Lambs lambs everywhere! Over 200 now in the barn, and about a third of the mamas still expecting. It is chaos! We usually separate the lambs after a day or two, but this year because of the weather we have left mamas and babies together. In our barn, the mamas are contained but the lambs can go where they please- this means gangs of frolicking lambs running up and down the middle of the barn, starting to venture out into the sunshine. Tressa has come into her own this year as a shepherd, completely comfortable around the lambs, naming the ones who distinguish themselves (flippy floppy ears, dot, cereal) and bottle feeding the ones who need it. The triplets have expressed a range of feeling about the lambs, excitement to terror- they are, after all, about the same size. They have mastered the "baaa baaa!", and Maeda calls them by their proper name, "yam". Sometimes it is hard to tell the difference between the voice of a lamb and the voice of a year and a half year old person.
Linden is in his element with the sheep, watching them, feeding them, peaceful and fearless. The other day we were all ouside with the expectant mamas, some 70 sheep in all. Nell was on Neil's back, I was holding Tressa's hand and Maeda in my arms, and Linden was holding Tressa's other hand, until he let go and just stood with the sheep. When we were ready to go back into the barn, we had to hustle through the gate so the sheep, who were gathered all around, would not follow us. "Where's Linden?" We looked out, and there he was, not a care in the world, 30 feet away with the sheep between us and him. I don't think he noticed that we weren't there; at least not until Moon, our tallest and most imposing llama, leaned right down to him as if to say "What kind of creature are you, and what is your business here?" Linden's face started to look worried at that point, but luckily that was just about when Neil got to him. I think I will remember that image for a long time.

Friday, December 31, 2010


She is here, sweet, beautiful, kicking up her heels already. Cinnamon arrived the evening of Dec. 26th, Tinkerbell's fourth calf, and first one to be a girl. That day Tressa was making biscuits that she covered with generous pinches of cinnamon, the smell and fine red dust all over her hands, the counter, a little bit sprinkling down to the floor- the calf looked like she had been in the kitchen and been sprinkled by Tressa too, just exactly that color, and so her name is Cinnamon.

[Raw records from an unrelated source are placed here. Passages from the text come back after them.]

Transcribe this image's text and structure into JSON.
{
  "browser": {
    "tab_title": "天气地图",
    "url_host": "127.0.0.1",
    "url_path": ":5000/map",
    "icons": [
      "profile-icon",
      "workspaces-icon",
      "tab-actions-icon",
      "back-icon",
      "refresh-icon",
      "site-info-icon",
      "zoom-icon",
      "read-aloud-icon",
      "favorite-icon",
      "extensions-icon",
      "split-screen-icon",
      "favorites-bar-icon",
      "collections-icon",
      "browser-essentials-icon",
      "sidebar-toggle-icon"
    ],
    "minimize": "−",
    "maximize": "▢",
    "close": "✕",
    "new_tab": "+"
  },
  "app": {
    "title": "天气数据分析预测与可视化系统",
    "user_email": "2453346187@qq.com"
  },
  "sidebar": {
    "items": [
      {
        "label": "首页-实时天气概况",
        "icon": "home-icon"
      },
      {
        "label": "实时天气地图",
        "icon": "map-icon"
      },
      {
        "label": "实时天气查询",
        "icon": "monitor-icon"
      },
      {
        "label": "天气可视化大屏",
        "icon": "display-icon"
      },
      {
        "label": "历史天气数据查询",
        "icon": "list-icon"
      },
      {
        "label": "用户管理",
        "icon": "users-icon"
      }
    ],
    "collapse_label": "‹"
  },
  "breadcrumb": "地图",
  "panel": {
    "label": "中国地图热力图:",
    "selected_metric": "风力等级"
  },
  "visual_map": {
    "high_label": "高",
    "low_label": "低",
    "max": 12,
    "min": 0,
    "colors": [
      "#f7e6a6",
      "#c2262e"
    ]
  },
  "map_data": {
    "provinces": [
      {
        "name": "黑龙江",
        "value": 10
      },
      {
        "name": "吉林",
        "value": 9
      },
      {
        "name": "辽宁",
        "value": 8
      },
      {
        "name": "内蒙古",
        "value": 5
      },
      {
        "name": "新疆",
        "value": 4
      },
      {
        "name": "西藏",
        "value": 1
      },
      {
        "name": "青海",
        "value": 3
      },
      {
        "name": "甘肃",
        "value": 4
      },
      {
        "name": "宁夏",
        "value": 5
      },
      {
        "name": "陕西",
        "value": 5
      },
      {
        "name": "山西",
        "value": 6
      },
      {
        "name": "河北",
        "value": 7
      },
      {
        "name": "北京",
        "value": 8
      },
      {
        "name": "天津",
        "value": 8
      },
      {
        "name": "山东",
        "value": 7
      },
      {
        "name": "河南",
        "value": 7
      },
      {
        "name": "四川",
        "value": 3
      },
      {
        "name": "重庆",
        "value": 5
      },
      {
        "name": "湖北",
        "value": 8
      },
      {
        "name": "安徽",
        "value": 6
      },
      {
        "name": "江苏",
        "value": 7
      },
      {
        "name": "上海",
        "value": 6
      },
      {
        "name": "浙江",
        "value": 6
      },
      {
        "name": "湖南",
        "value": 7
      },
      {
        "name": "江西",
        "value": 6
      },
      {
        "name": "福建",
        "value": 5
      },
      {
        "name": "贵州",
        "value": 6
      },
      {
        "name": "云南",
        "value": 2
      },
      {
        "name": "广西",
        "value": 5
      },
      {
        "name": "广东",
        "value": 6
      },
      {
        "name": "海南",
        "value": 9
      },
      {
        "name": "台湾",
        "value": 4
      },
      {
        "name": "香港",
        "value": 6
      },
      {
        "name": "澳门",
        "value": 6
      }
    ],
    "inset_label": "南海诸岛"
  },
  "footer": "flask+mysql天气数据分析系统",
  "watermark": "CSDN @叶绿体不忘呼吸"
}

Wishing everyone a healthy and prosperous New Year!

Thursday, December 23, 2010

Winter morning chores

Tinkerbell is about to have her calf! Just got back from morning chores- winter morning chores, snowy, quiet, chickadees singing- and still no baby yet, but she is close. She is in the barn with some of this year's lambs, as well as a few renegade chickens and our barn cats, River, Fuzzy, Raindrop and Bone. Most of the chickens are in the greenhouse, their winter quarters, where they can keep scratching in the dirt even when there is snow outside. The chickens' egg production follows the light, and so in December we were down to one egg a day, and then no egg on the solstice, but this morning we are back to one...and that's from forty hens! More daylight, more eggs, so it will only go up from here, but in the meantime we have been getting eggs for breakfast from neighbors who have lights in their hen house.

I walk by our clay oven on the way to the greenhouse, all tucked under a snowy roof, so quiet compared to the fire and bustle of summer pizza nights. These quieter winter days are fueled by the abundance of summer, in the hay we feed to the cow and sheep, the berries we have on our pancakes for breakfast this morning, the memories we carry tucked in our pockets.